III. GlobalKin Model
To model this complex reactive system we are using GlobalKin, a software package developed at UIUC for zero-dimensional batch plasma reaction kinetics that has been modified to simulate temporally invariant one-dimensional plug flow. Using a specified species and reaction set, GlobalKin calculates reaction rates for various neutrals and ions and integrates them along the plug flow length. In addition, various electron impact reaction rates are calculated for specified power depositions in the discharge region, where GlobalKin first solves the spherically symmetric Boltzmann equations for the electron energy distributions (Fig. 2).
The GlobalKin results are validated with experiments on an ElectriCOIL run by CU Aerospace and the UIUC Chemical Laser Group. Various parameterizations are run based on discharge length, power deposition, system pressure, diluent ratios, etc. which are then used to direct further experimental work on the ElectriCOIL. Fig. 3 shows some recent results from the simulation of a 20 cm long discharge in pure O2.
|Figure 3. Species densities and gas temperature in a 20 cm discharge in pure O2 at 3 Torr. Inlet velocity is 1000 cm/s and power deposition is 0.5 W/cm3.
Results of a large scale parameterization have verified that singlet-delta O2 yield scales primarily with specific energy deposition in the gas, where the specific energy is taken on an inlet O2 basis. Yield increases linearly at low specific energy deposition, rising to a maximum at 5-8 eV/O2 molecule before falling off again as dissociation into O atoms dominates. Fig. 4 shows a small range of the singlet-delta O2 and atomic O yield results from the parameterization.
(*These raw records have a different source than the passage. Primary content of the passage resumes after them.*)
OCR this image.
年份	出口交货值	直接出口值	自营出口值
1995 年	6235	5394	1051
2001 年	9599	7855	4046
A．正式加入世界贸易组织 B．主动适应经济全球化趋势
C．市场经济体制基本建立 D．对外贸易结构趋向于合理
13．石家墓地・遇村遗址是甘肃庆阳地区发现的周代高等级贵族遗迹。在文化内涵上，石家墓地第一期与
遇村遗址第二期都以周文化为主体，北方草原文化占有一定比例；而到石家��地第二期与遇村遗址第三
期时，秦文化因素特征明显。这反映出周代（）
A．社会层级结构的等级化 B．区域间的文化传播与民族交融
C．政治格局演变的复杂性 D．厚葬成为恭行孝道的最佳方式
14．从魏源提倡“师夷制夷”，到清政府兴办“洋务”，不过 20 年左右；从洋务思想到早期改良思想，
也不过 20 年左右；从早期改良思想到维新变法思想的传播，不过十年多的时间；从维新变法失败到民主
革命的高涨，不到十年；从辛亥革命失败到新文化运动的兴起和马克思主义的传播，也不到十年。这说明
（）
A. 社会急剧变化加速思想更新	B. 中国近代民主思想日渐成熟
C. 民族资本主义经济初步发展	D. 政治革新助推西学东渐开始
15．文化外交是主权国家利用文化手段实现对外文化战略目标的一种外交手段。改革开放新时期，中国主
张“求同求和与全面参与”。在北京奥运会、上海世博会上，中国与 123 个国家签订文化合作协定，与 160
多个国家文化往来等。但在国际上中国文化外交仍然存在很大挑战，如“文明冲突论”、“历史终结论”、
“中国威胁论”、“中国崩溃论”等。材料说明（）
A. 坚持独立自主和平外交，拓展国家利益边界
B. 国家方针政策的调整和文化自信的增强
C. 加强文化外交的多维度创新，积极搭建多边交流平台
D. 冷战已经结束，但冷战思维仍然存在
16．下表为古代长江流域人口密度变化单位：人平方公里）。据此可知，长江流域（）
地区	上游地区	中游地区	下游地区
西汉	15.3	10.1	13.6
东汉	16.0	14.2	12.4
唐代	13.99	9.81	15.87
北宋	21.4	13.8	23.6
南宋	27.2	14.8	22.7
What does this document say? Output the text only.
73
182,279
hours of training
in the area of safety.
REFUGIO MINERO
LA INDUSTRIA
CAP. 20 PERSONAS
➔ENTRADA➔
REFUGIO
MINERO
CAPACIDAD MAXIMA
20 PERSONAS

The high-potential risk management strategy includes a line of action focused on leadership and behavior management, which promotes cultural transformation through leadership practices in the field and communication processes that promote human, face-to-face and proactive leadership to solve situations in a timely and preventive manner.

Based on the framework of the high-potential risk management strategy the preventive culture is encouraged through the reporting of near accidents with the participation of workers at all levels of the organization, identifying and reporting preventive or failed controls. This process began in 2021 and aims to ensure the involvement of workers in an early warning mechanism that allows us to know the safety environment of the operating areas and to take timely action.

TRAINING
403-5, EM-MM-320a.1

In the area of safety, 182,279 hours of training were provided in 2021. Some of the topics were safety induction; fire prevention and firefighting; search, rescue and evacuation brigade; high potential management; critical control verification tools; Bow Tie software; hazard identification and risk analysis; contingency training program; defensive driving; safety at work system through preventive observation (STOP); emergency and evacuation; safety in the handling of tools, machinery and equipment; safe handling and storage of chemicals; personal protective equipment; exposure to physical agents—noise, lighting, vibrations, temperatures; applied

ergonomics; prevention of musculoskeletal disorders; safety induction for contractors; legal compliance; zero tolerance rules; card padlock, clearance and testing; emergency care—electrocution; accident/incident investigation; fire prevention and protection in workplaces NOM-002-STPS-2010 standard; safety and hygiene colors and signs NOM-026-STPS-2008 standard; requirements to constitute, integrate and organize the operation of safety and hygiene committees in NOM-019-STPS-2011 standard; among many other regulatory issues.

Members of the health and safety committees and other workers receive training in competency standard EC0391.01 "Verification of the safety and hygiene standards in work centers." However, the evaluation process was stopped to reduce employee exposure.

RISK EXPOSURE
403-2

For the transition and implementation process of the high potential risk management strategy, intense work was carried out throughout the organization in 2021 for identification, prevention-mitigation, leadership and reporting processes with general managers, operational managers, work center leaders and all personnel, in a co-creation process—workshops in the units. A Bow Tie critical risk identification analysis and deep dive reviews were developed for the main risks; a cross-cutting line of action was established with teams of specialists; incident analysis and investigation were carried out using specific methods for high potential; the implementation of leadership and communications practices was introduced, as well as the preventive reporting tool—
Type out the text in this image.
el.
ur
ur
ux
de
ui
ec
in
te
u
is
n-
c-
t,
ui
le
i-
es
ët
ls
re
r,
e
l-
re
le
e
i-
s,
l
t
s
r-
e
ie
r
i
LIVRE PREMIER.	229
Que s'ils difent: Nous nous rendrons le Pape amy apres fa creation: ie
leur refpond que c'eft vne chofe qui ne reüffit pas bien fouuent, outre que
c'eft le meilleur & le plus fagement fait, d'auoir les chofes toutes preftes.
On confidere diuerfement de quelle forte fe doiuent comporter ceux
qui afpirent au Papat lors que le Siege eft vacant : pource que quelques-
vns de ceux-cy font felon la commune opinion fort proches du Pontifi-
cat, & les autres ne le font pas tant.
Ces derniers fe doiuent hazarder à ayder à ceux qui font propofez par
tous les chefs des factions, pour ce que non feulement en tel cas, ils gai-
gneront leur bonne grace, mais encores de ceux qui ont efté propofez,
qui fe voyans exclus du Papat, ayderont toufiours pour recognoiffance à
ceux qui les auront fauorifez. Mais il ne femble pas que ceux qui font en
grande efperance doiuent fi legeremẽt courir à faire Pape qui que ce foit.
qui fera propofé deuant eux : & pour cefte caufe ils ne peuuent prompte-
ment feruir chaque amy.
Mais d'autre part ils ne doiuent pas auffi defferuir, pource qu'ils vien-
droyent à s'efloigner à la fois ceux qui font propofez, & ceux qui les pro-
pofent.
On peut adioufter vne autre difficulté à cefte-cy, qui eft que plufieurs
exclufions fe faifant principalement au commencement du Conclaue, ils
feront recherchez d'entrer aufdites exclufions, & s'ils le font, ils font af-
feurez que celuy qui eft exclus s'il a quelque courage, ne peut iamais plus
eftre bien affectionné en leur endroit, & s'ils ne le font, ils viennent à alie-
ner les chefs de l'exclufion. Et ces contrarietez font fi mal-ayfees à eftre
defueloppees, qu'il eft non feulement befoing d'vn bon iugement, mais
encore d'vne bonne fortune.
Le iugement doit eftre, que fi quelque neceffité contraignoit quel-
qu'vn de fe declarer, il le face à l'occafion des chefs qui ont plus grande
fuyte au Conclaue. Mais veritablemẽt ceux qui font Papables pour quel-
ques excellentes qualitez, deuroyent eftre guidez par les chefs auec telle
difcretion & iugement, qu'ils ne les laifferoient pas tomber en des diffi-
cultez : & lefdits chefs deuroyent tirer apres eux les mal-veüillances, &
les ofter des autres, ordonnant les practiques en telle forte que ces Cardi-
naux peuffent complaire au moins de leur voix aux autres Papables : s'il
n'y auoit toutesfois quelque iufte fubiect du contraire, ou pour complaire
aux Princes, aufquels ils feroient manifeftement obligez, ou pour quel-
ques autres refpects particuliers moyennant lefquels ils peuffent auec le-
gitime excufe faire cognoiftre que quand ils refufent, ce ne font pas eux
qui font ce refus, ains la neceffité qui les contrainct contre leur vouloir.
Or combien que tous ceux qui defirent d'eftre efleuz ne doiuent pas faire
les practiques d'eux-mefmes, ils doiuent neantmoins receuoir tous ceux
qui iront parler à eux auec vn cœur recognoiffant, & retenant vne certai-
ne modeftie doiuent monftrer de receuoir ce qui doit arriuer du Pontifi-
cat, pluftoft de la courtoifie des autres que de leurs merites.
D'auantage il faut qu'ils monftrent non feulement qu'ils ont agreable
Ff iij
Actual specific energy depositions ranged to 250 eV/O2 molecule, continuing the trends shown in Fig. 4.
|Figure 4. Singlet-delta O2 and atomic O yield results from a 256 run parameterization on discharge velocity, pressure, power, and diluent (He) ratio.
Although the singlet-delta O2 yield is clearly a strong function of specific energy deposition, there is still a large amount of variance between runs at identical specific energies. This remaining scatter can be attributed to diluent, pressure, and power effects. The combined effects of O2 partial pressure and mixture ratio on singlet-delta O2 yield are shown in Fig. 5. The animation shows how the yield increases as the partial pressure of O2 increases, but in all cases the peak yield occurs when large amounts of the He diluent are present. This can be attributed to the lower reduced electric field (E/N) caused by increasing pressure and by addition of diluent, allowing the discharge to operate at a more efficient E/N for excitation of singlet-delta O2.
|Figure 5. Animation showing yields as a function of O2 mole fraction (abscissa) and specific energy deposition (ordinate) as the O2 partial pressure is increased from 0.2 - 7.2 Torr.
Reducing the specific power deposition of the discharge also increases singlet-delta O2 yield, as shown in Fig. 6. The yield shows a peak near 1 W/cm3, suggesting that very low powered discharges are not necessary to achieve the best yields, and indeed may not be capable of sustaining the glow. Power depositions of 1 W/cm3 (0.33 W/cm3/Torr O2 in Fig. 6) are still low compared to current ElectriCOIL technology, and would require moderately long discharges (~1 m) to achieve the 5 - 8 eV/molecule O2 necessary to obtain the best yield.
Although the GlobalKin model reproduces experimental results adequately, it is still inherently a zero-dimensional model. Currently, a full one-dimensional time variant model is in development. Future research will more accurately describe the effect of specific energy deposition as well as the secondary effects of diluents, pressure, and power deposition using the 1-D model.
1This work is supported by the National Science Foundation (CTS 99-74962, CTS03-15353) and AFOSR/AFRL.